Chronic lymphocytic leukemia (CLL) is a relatively rare cancer, but it is still the most prevalent leukemia in adults and there is, unfortunately, still no cure for this disease. But recent research published in the official journal of the Federation of Clinical Immunology Societies (FOCIS), Clinical Immunology, offers some newfound hope in better understanding the progression and/or regression of CLL.
This study aimed to establish a non-invasive approach to better visualize and quantify the presence of CLL disease within the spleen in a pre-clinical setting using a xenograft mouse model. Thanks to ultra-small superparamagnetic iron oxide-magnetic resonance imaging (USPIO-MRI) the researchers were able to monitor and evaluate chronic lymphocytic leukemia cell engraftment and response to treatment in the mouse xenogeneic transplantation model over a period of time. Furthermore, in-vivo tracking of a cancer’s progression in a living specimen also reduces the total number of mice (or rats) needed for any given study, because there is a diminished need to sacrifice the rodents throughout experimental protocols.
At Hera, we understand that imaging of cancer xenografts, especially metastasis models and disseminated tumor models, is becoming an important tool for pre-clinical research. Our distinctive piggyBac technology allows us to efficiently create stable cell lines expressing luciferase for bioluminescence imaging or thymidine kinase (TK) for PET imaging. And we are currently developing leukemia xenograft models using our immunodeficient rat lines (Rag2 KO and our Rag2/II2rg double KO rat) which can be used in the same way as comparable SCID mouse models, but also provide advantages, including increased size, that have the potential to make a significant impact on oncology research utilizing in-vivo imaging.
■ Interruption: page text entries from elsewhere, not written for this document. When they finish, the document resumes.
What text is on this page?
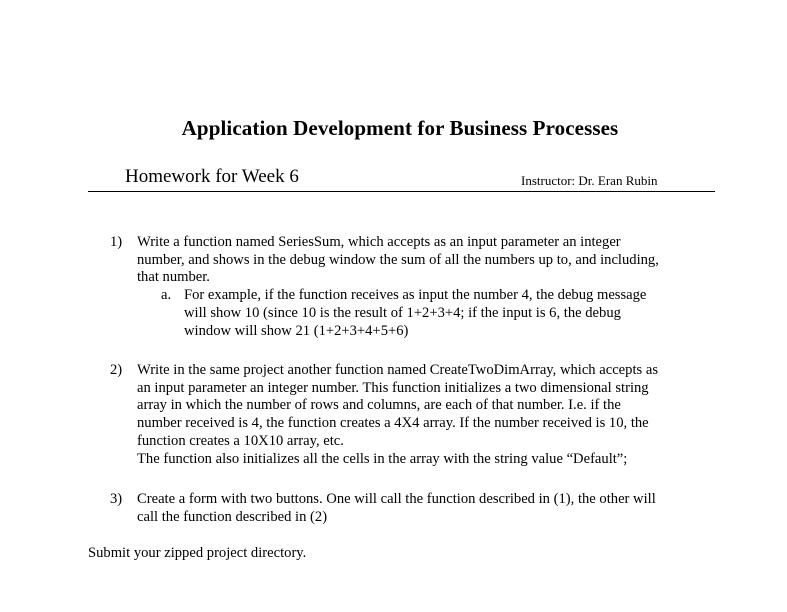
Application Development for Business Processes
Homework for Week 6	Instructor: Dr. Eran Rubin
1) Write a function named SeriesSum, which accepts as an input parameter an integer
number, and shows in the debug window the sum of all the numbers up to, and including,
that number.
a. For example, if the function receives as input the number 4, the debug message
will show 10 (since 10 is the result of 1+2+3+4; if the input is 6, the debug
window will show 21 (1+2+3+4+5+6)
2) Write in the same project another function named CreateTwoDimArray, which accepts as
an input parameter an integer number. This function initializes a two dimensional string
array in which the number of rows and columns, are each of that number. I.e. if the
number received is 4, the function creates a 4X4 array. If the number received is 10, the
function creates a 10X10 array, etc.
The function also initializes all the cells in the array with the string value “Default”;
3) Create a form with two buttons. One will call the function described in (1), the other will
call the function described in (2)
Submit your zipped project directory.
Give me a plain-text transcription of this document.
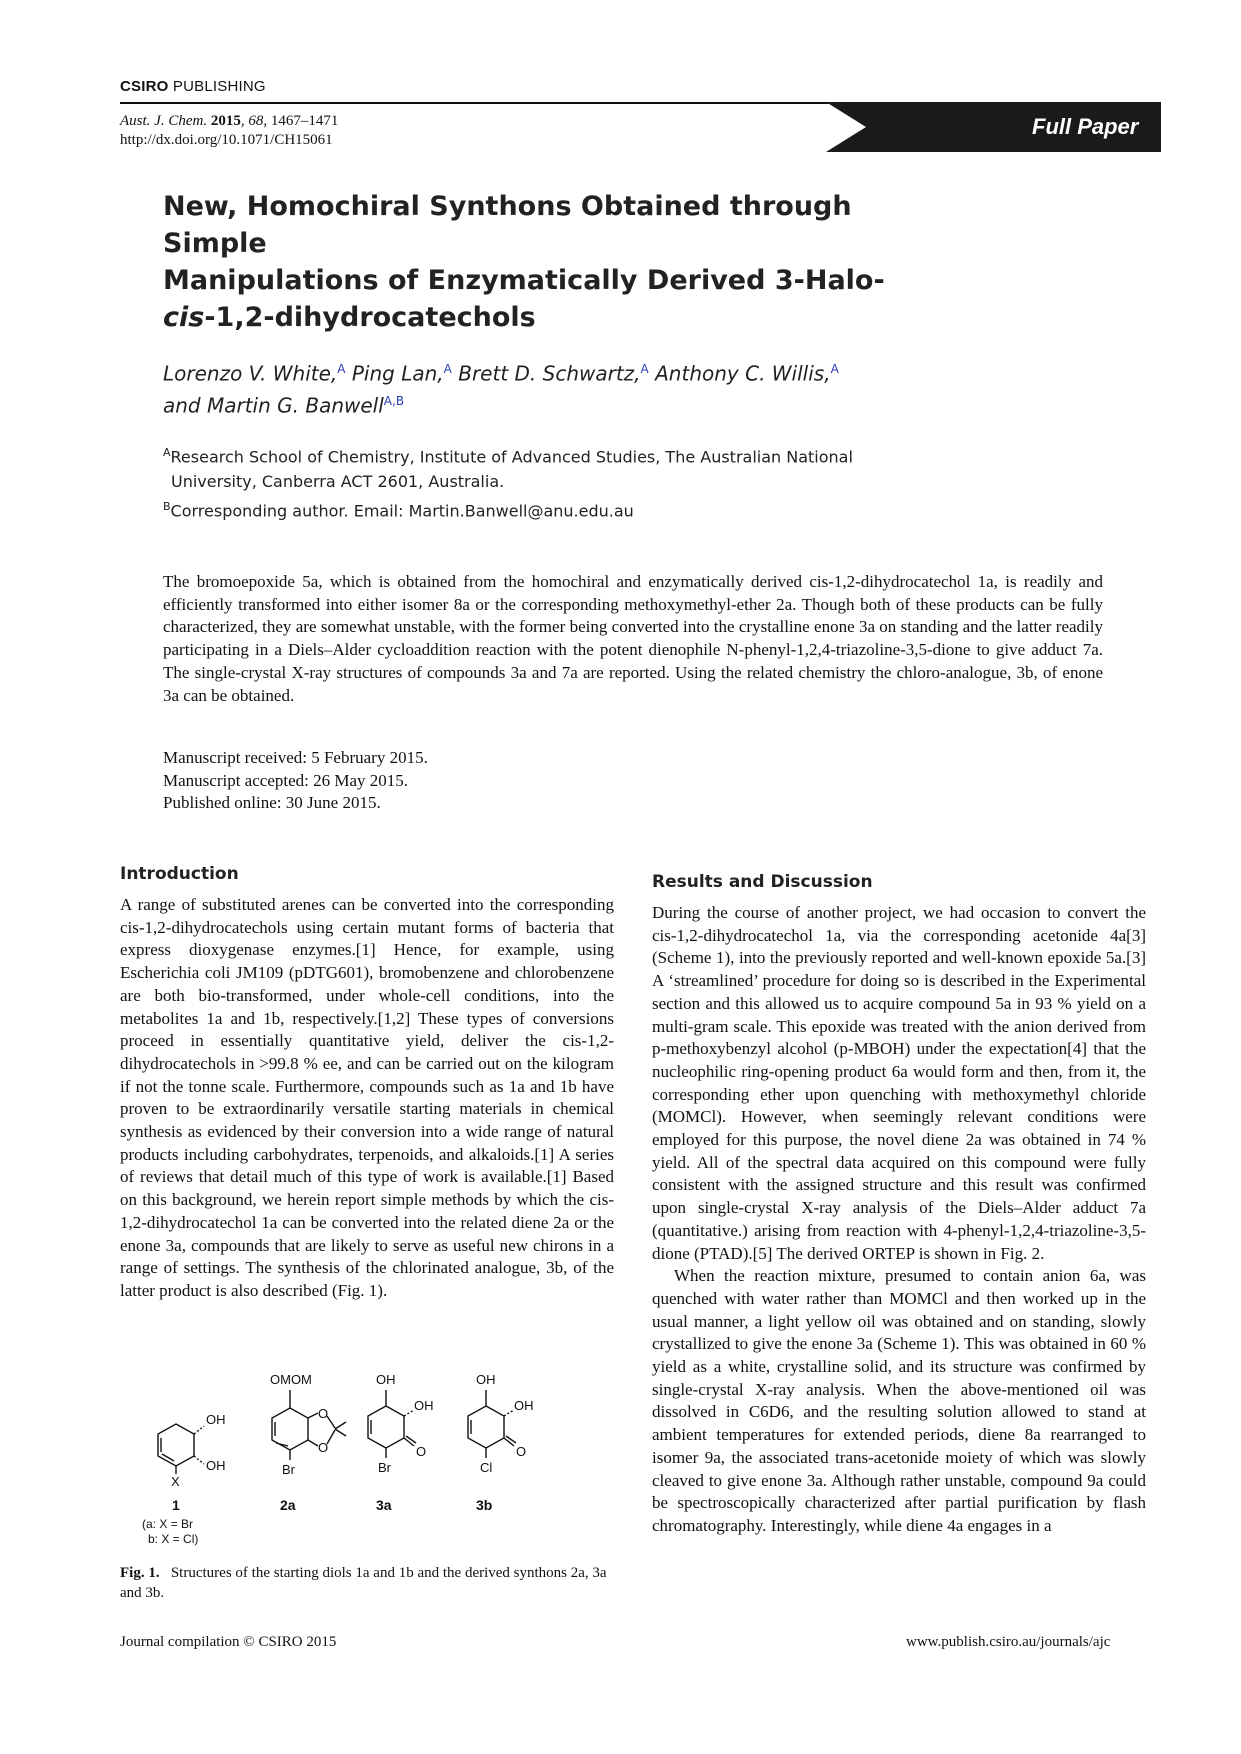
CSIRO PUBLISHING
Aust. J. Chem. 2015, 68, 1467–1471
http://dx.doi.org/10.1071/CH15061
Full Paper
New, Homochiral Synthons Obtained through Simple
Manipulations of Enzymatically Derived 3-Halo-
cis-1,2-dihydrocatechols
Lorenzo V. White,$^A$ Ping Lan,$^A$ Brett D. Schwartz,$^A$ Anthony C. Willis,$^A$
and Martin G. Banwell$^{A,B}$
$^A$Research School of Chemistry, Institute of Advanced Studies, The Australian National
University, Canberra ACT 2601, Australia.
$^B$Corresponding author. Email: Martin.Banwell@anu.edu.au

The bromoepoxide 5a, which is obtained from the homochiral and enzymatically derived cis-1,2-dihydrocatechol 1a, is readily and efficiently transformed into either isomer 8a or the corresponding methoxymethyl-ether 2a. Though both of these products can be fully characterized, they are somewhat unstable, with the former being converted into the crystalline enone 3a on standing and the latter readily participating in a Diels–Alder cycloaddition reaction with the potent dienophile N-phenyl-1,2,4-triazoline-3,5-dione to give adduct 7a. The single-crystal X-ray structures of compounds 3a and 7a are reported. Using the related chemistry the chloro-analogue, 3b, of enone 3a can be obtained.

Manuscript received: 5 February 2015.
Manuscript accepted: 26 May 2015.
Published online: 30 June 2015.
Introduction

A range of substituted arenes can be converted into the corresponding cis-1,2-dihydrocatechols using certain mutant forms of bacteria that express dioxygenase enzymes.[1] Hence, for example, using Escherichia coli JM109 (pDTG601), bromobenzene and chlorobenzene are both bio-transformed, under whole-cell conditions, into the metabolites 1a and 1b, respectively.[1,2] These types of conversions proceed in essentially quantitative yield, deliver the cis-1,2-dihydrocatechols in >99.8 % ee, and can be carried out on the kilogram if not the tonne scale. Furthermore, compounds such as 1a and 1b have proven to be extraordinarily versatile starting materials in chemical synthesis as evidenced by their conversion into a wide range of natural products including carbohydrates, terpenoids, and alkaloids.[1] A series of reviews that detail much of this type of work is available.[1] Based on this background, we herein report simple methods by which the cis-1,2-dihydrocatechol 1a can be converted into the related diene 2a or the enone 3a, compounds that are likely to serve as useful new chirons in a range of settings. The synthesis of the chlorinated analogue, 3b, of the latter product is also described (Fig. 1).

OH
OH
X
OMOM
O
O
Br
OH
OH
O
Br
OH
OH
O
Cl
1	2a	3a	3b
(a: X = Br
b: X = Cl)
Fig. 1. Structures of the starting diols 1a and 1b and the derived synthons 2a, 3a and 3b.
Results and Discussion

During the course of another project, we had occasion to convert the cis-1,2-dihydrocatechol 1a, via the corresponding acetonide 4a[3] (Scheme 1), into the previously reported and well-known epoxide 5a.[3] A ‘streamlined’ procedure for doing so is described in the Experimental section and this allowed us to acquire compound 5a in 93 % yield on a multi-gram scale. This epoxide was treated with the anion derived from p-methoxybenzyl alcohol (p-MBOH) under the expectation[4] that the nucleophilic ring-opening product 6a would form and then, from it, the corresponding ether upon quenching with methoxymethyl chloride (MOMCl). However, when seemingly relevant conditions were employed for this purpose, the novel diene 2a was obtained in 74 % yield. All of the spectral data acquired on this compound were fully consistent with the assigned structure and this result was confirmed upon single-crystal X-ray analysis of the Diels–Alder adduct 7a (quantitative.) arising from reaction with 4-phenyl-1,2,4-triazoline-3,5-dione (PTAD).[5] The derived ORTEP is shown in Fig. 2.

When the reaction mixture, presumed to contain anion 6a, was quenched with water rather than MOMCl and then worked up in the usual manner, a light yellow oil was obtained and on standing, slowly crystallized to give the enone 3a (Scheme 1). This was obtained in 60 % yield as a white, crystalline solid, and its structure was confirmed by single-crystal X-ray analysis. When the above-mentioned oil was dissolved in C6D6, and the resulting solution allowed to stand at ambient temperatures for extended periods, diene 8a rearranged to isomer 9a, the associated trans-acetonide moiety of which was slowly cleaved to give enone 3a. Although rather unstable, compound 9a could be spectroscopically characterized after partial purification by flash chromatography. Interestingly, while diene 4a engages in a

Journal compilation © CSIRO 2015	www.publish.csiro.au/journals/ajc
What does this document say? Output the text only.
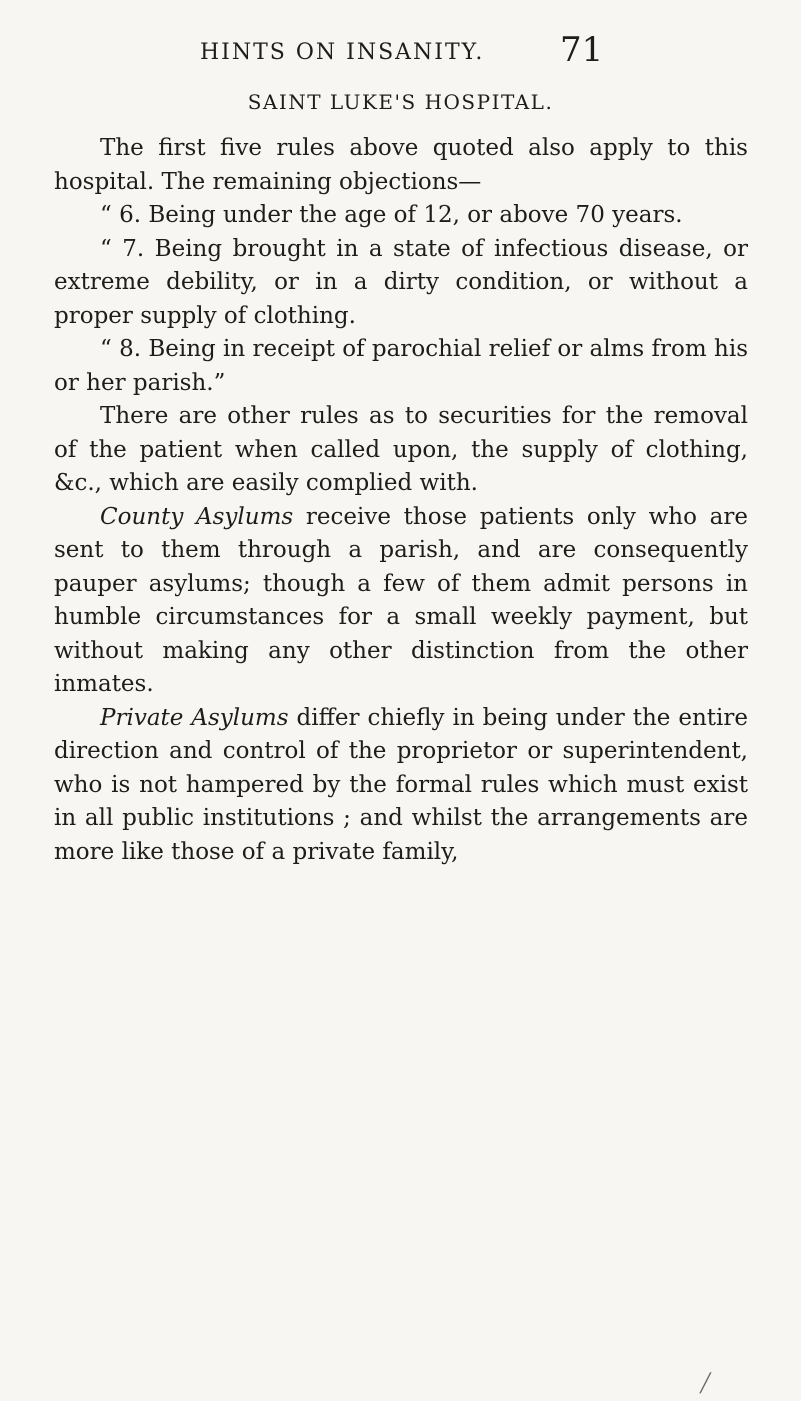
HINTS ON INSANITY. 71
SAINT LUKE'S HOSPITAL.

The first five rules above quoted also apply to this hospital. The remaining objections—

“ 6. Being under the age of 12, or above 70 years.

“ 7. Being brought in a state of infectious disease, or extreme debility, or in a dirty condition, or without a proper supply of clothing.

“ 8. Being in receipt of parochial relief or alms from his or her parish.”

There are other rules as to securities for the removal of the patient when called upon, the supply of clothing, &c., which are easily complied with.

County Asylums receive those patients only who are sent to them through a parish, and are consequently pauper asylums; though a few of them admit persons in humble circumstances for a small weekly payment, but without making any other distinction from the other inmates.

Private Asylums differ chiefly in being under the entire direction and control of the proprietor or superintendent, who is not hampered by the formal rules which must exist in all public institutions ; and whilst the arrangements are more like those of a private family,

╱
As in-vivo imaging techniques, such as MRI, continue to progress, it is our hope that researchers will not only be better able to predict and understand the progression of CLL, but they will also be able to monitor and evaluate the efficacy of preclinical treatment therapies with the hopes of finding a cure for leukemia and other cancers. At Hera, we are committed to working with our research partners to provide superior xenograft rat models to help make this a reality.